Spectral unmixing is a topic of interest in statistics, chemometrics, signal processing, and image analysis. For decades, researchers from these fields were often unaware of the work in other disciplines due to their different scientific and technical backgrounds and interest in different objects or samples. This led to the development of quite different approaches to solving the same problem. This multi-authored book will bridge the gap between disciplines with contributions from a number of well-known and strongly active chemometric and signal processing research groups.
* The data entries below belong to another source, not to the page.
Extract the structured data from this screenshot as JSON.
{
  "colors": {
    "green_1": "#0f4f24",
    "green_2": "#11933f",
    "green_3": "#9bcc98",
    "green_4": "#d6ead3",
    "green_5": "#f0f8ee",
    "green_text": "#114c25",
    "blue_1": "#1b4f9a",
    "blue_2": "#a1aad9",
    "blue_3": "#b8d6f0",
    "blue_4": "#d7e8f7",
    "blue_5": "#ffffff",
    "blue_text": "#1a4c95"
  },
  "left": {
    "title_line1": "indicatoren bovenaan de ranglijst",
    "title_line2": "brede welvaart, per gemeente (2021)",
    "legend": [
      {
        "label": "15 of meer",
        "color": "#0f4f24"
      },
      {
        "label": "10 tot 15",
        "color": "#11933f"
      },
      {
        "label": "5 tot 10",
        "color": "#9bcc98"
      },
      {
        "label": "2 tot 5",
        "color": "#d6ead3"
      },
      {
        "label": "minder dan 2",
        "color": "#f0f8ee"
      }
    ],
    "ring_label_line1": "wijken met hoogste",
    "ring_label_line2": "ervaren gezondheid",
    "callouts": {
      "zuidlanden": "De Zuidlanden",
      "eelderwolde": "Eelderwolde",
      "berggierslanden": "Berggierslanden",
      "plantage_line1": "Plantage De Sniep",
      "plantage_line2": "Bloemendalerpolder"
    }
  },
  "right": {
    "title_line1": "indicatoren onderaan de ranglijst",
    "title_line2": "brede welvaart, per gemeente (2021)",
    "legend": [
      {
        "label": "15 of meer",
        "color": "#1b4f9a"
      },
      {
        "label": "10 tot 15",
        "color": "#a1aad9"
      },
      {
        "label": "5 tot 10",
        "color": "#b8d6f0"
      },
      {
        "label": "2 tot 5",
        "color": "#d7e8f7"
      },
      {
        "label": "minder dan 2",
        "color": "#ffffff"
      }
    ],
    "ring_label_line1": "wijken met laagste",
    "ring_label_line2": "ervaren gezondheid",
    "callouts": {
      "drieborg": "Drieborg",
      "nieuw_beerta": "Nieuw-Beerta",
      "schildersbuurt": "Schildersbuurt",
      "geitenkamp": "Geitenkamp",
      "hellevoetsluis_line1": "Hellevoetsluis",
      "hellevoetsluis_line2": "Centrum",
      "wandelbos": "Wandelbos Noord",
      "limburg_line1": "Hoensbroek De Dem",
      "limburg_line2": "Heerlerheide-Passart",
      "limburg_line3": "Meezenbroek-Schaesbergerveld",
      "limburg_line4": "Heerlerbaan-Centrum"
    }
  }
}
Among chemists, multivariate curve resolution methods are preferred to extract information about the nature, amount, and location in time (process) and space (imaging and microscopy) of chemical constituents in complex samples. In signal processing, assumptions are usually around statistical independence of the extracted components. However, the chapters include the complexity of the spectral data to be unmixed as well as dimensionality and size of the data sets. Advanced spectroscopy is the key thread linking the different chapters. Applications cover a large part of the electromagnetic spectrum. Time-resolution ranges from femtosecond to second in process spectroscopy and spatial resolution covers the submicronic to macroscopic scale in hyperspectral imaging.
Autorenporträt
Cyril Ruckebusch is currently a Professor at Ecole PolytechLille, Université de Lille - Sciences et Technologies. He is doing his research at LASIR, a mixed CNRS-University Lille research unit.

Cyril was previously Associate Professor at University of Lille since 2008 when he obtained the qualification for full-professorship (habilitation in physical chemistry). He received his PhD in Engineering Science in 2000. His current research focuses mainly on the development and application of chemometrics in advanced spectroscopy and imaging. He has published over 70 papers in international journals and coordinated international scientific collaboration research programs and industrial and technological projects. He is Associate Editor for reviews of the Journal of Chemometrics and Editorial Adviser of Analytica Chimica Acta.